アメリカの業界団体が国の「PFAS規制案」を提訴
化学物質PFAS(ピーファス)は日本でも各地の水道水から検出され、問題視されていますが、アメリカでは業界団体が、EPAが定めた水道水中の基準値を不服として提訴しました。
以前もお伝えしましたが、有機フッ素化合物PFASは、コーティング加工のフライパンから防水の服、食品包装、化粧品やシャンプー、おもちゃなど、あらゆる日用品に使われています。しかし環境中で分解されず残り続けるため、「フォーエバー・ケミカル=永遠の化学物質」として知られています。
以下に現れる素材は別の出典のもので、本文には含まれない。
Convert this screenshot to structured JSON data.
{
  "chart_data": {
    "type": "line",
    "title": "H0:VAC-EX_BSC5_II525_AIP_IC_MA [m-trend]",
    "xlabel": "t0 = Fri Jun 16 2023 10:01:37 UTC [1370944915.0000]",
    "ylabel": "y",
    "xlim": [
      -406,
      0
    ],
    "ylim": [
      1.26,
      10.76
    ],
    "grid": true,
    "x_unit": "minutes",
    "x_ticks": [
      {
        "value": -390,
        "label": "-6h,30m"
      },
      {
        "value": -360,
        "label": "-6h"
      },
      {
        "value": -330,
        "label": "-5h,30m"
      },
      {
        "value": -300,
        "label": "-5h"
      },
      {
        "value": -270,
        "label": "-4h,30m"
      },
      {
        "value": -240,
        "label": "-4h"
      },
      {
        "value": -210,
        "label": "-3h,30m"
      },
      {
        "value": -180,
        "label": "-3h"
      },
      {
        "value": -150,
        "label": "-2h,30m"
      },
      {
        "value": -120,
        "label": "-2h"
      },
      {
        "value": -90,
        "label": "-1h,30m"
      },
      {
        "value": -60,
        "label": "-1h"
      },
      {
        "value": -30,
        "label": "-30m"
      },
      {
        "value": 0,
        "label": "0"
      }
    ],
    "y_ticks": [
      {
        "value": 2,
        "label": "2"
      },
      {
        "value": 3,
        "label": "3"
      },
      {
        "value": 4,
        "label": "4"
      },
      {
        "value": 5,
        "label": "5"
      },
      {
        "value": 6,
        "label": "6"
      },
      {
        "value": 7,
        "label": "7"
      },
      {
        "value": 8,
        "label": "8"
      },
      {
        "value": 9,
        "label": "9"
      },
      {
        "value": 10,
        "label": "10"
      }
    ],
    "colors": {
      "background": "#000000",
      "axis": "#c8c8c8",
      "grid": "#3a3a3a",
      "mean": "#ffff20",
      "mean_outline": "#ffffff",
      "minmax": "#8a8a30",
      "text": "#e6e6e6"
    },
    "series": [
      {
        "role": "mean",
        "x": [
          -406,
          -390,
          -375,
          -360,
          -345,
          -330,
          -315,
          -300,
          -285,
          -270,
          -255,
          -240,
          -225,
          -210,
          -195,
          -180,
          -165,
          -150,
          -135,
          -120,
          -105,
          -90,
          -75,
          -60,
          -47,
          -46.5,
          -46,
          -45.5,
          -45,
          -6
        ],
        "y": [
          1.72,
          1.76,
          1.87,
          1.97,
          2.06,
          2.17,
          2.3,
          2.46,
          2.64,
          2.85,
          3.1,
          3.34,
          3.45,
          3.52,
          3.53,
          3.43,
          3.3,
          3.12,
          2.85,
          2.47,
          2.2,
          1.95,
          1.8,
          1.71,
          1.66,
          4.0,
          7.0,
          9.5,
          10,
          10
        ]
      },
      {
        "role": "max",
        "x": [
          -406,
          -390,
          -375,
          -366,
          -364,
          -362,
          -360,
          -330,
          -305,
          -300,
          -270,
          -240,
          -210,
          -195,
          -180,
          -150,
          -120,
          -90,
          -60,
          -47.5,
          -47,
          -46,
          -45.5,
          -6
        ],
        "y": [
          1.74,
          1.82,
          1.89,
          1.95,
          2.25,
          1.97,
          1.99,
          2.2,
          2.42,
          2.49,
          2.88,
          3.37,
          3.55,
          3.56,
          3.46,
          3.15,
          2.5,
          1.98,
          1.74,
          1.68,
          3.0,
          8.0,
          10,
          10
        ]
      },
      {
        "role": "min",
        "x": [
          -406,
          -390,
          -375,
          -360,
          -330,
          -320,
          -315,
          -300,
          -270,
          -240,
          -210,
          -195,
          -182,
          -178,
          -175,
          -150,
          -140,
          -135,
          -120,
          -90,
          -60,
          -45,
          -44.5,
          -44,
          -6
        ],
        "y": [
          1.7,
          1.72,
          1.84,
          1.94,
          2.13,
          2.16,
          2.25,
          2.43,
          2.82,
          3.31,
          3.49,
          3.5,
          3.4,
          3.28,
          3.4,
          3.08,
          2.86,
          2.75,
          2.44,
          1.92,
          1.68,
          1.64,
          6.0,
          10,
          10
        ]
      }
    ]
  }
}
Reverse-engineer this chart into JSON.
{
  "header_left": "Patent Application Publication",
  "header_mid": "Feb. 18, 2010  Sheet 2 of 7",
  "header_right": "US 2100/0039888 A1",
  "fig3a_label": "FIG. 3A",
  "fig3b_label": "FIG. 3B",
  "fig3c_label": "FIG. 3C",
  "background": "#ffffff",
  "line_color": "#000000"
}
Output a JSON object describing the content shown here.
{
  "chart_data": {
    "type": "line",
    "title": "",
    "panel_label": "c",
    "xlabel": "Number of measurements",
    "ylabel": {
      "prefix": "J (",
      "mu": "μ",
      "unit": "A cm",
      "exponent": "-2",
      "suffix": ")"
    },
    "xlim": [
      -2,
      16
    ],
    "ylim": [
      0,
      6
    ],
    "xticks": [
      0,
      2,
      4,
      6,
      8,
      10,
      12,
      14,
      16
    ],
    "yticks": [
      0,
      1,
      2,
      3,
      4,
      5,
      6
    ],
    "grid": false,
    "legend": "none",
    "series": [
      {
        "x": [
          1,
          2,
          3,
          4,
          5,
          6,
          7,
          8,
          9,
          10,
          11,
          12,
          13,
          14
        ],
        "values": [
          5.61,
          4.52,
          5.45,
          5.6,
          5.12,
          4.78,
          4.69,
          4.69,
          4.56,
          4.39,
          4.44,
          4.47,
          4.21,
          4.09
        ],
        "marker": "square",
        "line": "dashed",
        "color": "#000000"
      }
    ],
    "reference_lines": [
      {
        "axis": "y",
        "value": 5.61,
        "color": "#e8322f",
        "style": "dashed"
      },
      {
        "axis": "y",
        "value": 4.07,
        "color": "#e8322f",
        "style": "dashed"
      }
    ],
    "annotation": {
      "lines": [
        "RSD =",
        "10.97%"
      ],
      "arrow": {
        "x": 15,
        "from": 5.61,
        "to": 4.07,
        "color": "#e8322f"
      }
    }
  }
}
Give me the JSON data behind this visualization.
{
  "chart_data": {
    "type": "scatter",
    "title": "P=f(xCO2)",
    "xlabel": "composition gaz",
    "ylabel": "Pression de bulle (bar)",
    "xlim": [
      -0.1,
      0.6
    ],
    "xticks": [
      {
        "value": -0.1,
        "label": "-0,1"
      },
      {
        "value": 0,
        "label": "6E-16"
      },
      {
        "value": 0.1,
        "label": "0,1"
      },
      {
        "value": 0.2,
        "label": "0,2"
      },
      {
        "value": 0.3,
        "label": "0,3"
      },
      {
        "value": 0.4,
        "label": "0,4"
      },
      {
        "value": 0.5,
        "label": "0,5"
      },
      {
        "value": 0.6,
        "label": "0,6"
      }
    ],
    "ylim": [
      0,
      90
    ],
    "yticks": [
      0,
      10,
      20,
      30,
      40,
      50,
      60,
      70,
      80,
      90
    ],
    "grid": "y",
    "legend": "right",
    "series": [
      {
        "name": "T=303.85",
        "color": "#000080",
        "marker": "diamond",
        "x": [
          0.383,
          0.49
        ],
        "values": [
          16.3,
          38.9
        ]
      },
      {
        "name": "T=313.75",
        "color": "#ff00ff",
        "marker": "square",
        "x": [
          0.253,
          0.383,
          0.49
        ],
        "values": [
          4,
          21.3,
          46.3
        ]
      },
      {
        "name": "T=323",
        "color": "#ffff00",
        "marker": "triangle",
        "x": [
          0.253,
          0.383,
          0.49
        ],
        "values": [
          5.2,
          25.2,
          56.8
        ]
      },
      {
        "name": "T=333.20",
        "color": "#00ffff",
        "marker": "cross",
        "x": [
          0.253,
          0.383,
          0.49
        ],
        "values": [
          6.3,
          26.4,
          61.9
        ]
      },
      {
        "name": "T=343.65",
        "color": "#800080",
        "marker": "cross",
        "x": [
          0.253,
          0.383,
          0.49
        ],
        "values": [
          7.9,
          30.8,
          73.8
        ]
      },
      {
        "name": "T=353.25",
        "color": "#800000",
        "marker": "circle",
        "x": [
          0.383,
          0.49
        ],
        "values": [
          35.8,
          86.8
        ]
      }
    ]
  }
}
体内にも蓄積し、肝臓や免疫系にダメージを与え、がんのリスクを増大させることがわかっています。
アメリカではこの春、全米の水道水の45%に、基準値を超えるPFASが含まれていることがわかり、衝撃が広がりました。
そこでEPAアメリカ環境保護庁は、水道水中のPFASをほぼゼロに削減する規制を定めたところ、これに反発した業界団体が提訴したものです。
訴えたのは、アメリカ化学会と全米製造業者協会です。数億人が使用するアメリカの水道水中の合成化学物質を、システムからすべて除去するのを義務づけるのは、政府の権限を逸脱している、というのが訴えの理由です。